Поздоровавшись вполголоса, Гундега быстро прошла через кухню и, не сняв пальто, поднялась к себе в комнату. Но и сюда доносился громкий голос Метры. Гундега растворила окно. Дверь хлева была настежь открыта. Лиена, вероятно, ещё доила коров. Надо бы пойти помочь ей…
Гундеге хотелось поделиться всем, что пережито и сделано на ферме. Ведь это был её первый рабочий день. Но Илма ни словом не заикнулась. И там сидел этот… Метра.
Оконное стекло было прохладным и гладким. Метра внизу запел о каком-то синем платочке.
„Недурной голос, — подумала она насмешливо, — с таким не стыдно петь и в чужом доме“.
Она спохватилась, что всё ещё стоит в пальто, разделась и медленно развязала платок. На лестнице голос Метры был гораздо слышнее. Но вот он стих. Жалобно заскрипели ступеньки под ногами Гундеги. Старые, стёртые ступеньки…
Метра удивлённо взглянул на неё, когда она в кухне потянулась за ватником.
— Это та самая? — услышала она его голос.
Илма не поняла.
— Та самая, твоя приёмная дочь? Как будто выросла, красивее стала…
Илма молчала.
— Иди, девочка, выпей и ты рюмочку!
Наклонившись за ведром с кормом для гусей, Гундега услышала звон рюмок и звук отодвигаемого стула. Она пошла было к дверям, но Метра загородил ей дорогу.
— Саулведи, оставь её в покое! — прикрикнула Илма, и в её голосе слышалась открытая неприязнь. Возможно, ей вспомнился случай с Аболсом. Правда, Метра не был так противен, как пономарь, откровенно говоря, он совсем не был противен, и, может быть, поэтому Илма так и взволновалась. Кто его знает…
Но Метра улыбался, держа в каждой руке по наполненной рюмке. Гундега взглянула ему в лицо. На неё уставились бесцветные глаза пьяницы с красными прожилками на белках.
Гундега засмеялась, вначале Метра, не поняв её смеха, присоединился к ней. Но потом до его сознания дошло, что эта… эта девчонка издевается над ним, старшим лесником.
— Чему вы смеётесь? — спросил Метра, трезвея.
— Знаете, на кого вы сейчас похожи?
— Ну? — спросил он, по простоте своей надеясь, что последует комплимент.
— На пономаря… — проговорила Гундега и, подняв вёдра, ушла.
Метра заморгал, так и не поняв, что Гундега хотела сказать этим странным сравнением. Миловидная и, как казалось Метре, своенравная девушка нравилась ему всё больше и больше.

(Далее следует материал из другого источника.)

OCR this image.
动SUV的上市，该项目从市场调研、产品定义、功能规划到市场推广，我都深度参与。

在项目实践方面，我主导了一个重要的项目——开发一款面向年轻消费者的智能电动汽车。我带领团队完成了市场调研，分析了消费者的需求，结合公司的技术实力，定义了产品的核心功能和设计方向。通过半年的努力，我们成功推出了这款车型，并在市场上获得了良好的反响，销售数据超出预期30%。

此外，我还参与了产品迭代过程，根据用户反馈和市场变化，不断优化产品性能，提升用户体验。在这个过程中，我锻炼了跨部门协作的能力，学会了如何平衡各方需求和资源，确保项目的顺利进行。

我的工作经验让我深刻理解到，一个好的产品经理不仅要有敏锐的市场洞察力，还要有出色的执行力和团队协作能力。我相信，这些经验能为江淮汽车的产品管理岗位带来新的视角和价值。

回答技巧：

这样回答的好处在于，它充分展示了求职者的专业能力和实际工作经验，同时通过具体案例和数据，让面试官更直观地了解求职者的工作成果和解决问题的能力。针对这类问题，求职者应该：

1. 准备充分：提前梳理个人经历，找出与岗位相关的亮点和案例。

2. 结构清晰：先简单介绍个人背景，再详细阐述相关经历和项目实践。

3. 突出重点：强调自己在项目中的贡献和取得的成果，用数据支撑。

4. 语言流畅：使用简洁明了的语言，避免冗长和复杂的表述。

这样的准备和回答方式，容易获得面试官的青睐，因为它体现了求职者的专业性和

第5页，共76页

Хлопнула дверь, и она исчезла.
— Ого! — Метра чуть не задохнулся от изумления. — Какой гонор! Подумаешь — принцесса! Точно скипетр понесла, а не ведро с помоями…
Он говорил ещё что-то, но Гундега уже не слышала. В хлеву она чуть не натолкнулась на Лиену. Старуха стояла опершись на край загородки, глаза её были закрыты.
Гундега встревожилась.
— Вам опять плохо, бабушка?
Глаза открылись.
— Я только чуточку отдохнула. У меня ведь ничего не болит, — тихо ответила Лиена и немного погодя спросила: — Тот ещё там?
— Метра? Там.
Потом они молча вернулись на кухню. Похоже было, что старший лесник ушёл. Бутылка исчезла со стола, не было и фуражки. Лиена собрала ужинать.
— Позови Илму! — сказала она Гундеге.
Гундега вышла в прихожую. Она уже хотела нажать дверную ручку, как взгляд её случайно упал на вешалку — на старых оленьих рогах, прикреплённых на стене рядом с дверью, висели блестящий чёрный дождевик и форменная, с зелёным околышем фуражка работника лесничества…
Рука опустилась, и Гундега вернулась на кухню.
— Илма не идёт?
Гундега покачала головой.
Платок Лиены был опущен на самые глаза. Они ужинали, точно на похоронах, не обменявшись ни словом.
Гундега вспомнила Виктора и Жанну… Матисоне, наверно, сидит у телевизора и слушает концерт из Таллина. Может быть, и Жанна… Матисоне приглашала и Гундегу.
Кот, вскочив на колени к Лиене, тянулся через край стола к тарелке. Но Лиена сегодня почему-то не прикрикнула на него и не прогнала.
Худая рука только легла на спину кота. И Гундега ясно увидела, как эта рука задрожала, даже кот, испугавшись, соскочил на пол.
Сквозь двое дверей послышался глуховатый баритон Метры:
Оседлал я чёрного кабана…
Пение резко оборвалось, словно кто-то ткнул певца кулаком в бок.
Гундега увидела, как Лиена встала и пошла к дверям.
Но по мере приближения к порогу шаг её замедлялся, и, наконец, она, остановившись, обернулась. Лицо её выражало муку и стыд. Она точно чего-то ждала. Потом неслышными мелкими шажками вернулась обратно.